Things to Know About the ‘WannaCry’ Ransomware Attack
“Despite appearing to be criminal activity meant to raise money, it appears that less than $70,000 has been paid in ransoms and we are not aware of payments that have led to any data recovery”.
Jonathan Sander, chief technology officer for STEALTHbits Technologies, called WannaCry “a Frankenstein’s monster of vulnerabilities with patches and exploits that were stolen from the NSA and published for all to see”. Security experts around the world are still wary about it; they are nearly certain that either new variants of the malware that ignore the kill switch will appear or that similar malwares by copy-cat authors will.
Here are the things we’ve learned so far.
In a statement, the central bank said the consequences of the attack – which it did not detail – had been dealt with quickly.

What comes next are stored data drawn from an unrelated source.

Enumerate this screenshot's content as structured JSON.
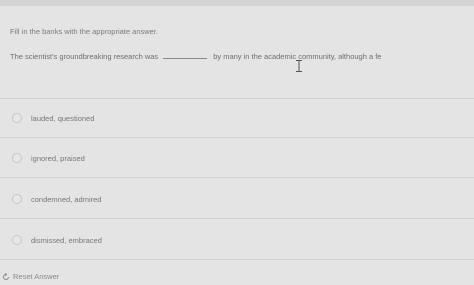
{
  "instruction": "Fill in the banks with the appropriate answer.",
  "question": {
    "before": "The scientist's groundbreaking research was",
    "after": "by many in the academic community, although a fe"
  },
  "options": [
    {
      "label": "lauded, questioned"
    },
    {
      "label": "ignored, praised"
    },
    {
      "label": "condemned, admired"
    },
    {
      "label": "dismissed, embraced"
    }
  ],
  "reset_label": "Reset Answer",
  "icons": {
    "cursor": "text-cursor-icon",
    "reset": "reset-arrow-icon",
    "radio": "radio-circle-icon"
  }
}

The WannaCry attack took over computer systems, caused them to freeze, and displayed the message, “Oops, your files have been encrypted!”
Mr Smith argued that in cyberspace, governments should apply rules such as those regarding weapons in the physical world. With cyber-security experts saying that the malware infected at least 45,000 computer systems belonging to Indian organisations ranging from banking to IT services to small retail shops, there’s enough ground to speculate on a possible under-reporting of related incidents. “Eventually, constraints on cyber espionage may be necessary, but these would only work if everyone observed them, and there is reasonable doubt that China and Russian Federation would go along”.
One reason that the attacks were so effective was that systems weren’t updated properly.
Smith said the fact that so many computers were hit with the attacks two months after the release of a security patch shows that increasing cyber security is the responsibility of both tech companies and customers.
WannaCry takes advantage of a vulnerability in Microsoft Windows.
However, not everyone downloaded and implemented the patch, contributing to the fast spread of the malware. “You’ve got to keep your systems updated”. While a newer virus can just come in and override even the latest updates, implementing the latest available patches will still offer more security as opposed to not doing so. The post did not identify other products by name.
“Using outdated versions of Windows that are no longer supported raises a lot of questions”, said Christopher Dore, a lawyer specializing in digital privacy law at Edelson PC.
A deeper look into the Trojan’s eruption reveals a callous disregard on Microsoft’s part for users of its older operating systems. The continuing use of the old OS is one of the conditions that contributed to the spread of WannaCry.
Exploits for operating systems, including Windows 10. Often they don’t even have the awareness that there’s a problem to begin with. For example, a hospital X-ray department using an XP-based machine might need a new version of the software that controls its X-ray machines.
In March, Microsoft unveiled a patch to address the issue, but several users are yet to have their systems updated. “Occasionally mistakes happen”, he added.
Ransomware finds leverage through the value of the information they kidnap.
There is absolutely no guarantee the criminals would give your files back.
Shortly after registering the domain, MalwareTech discovered that “our registration of the domain had actually stopped the ransomware and prevent the spread”. Sometimes, in the case of organizations or institutions employing individuals, the actual device is needed for operations.
Some ransomware does also sometimes targets backup files, though.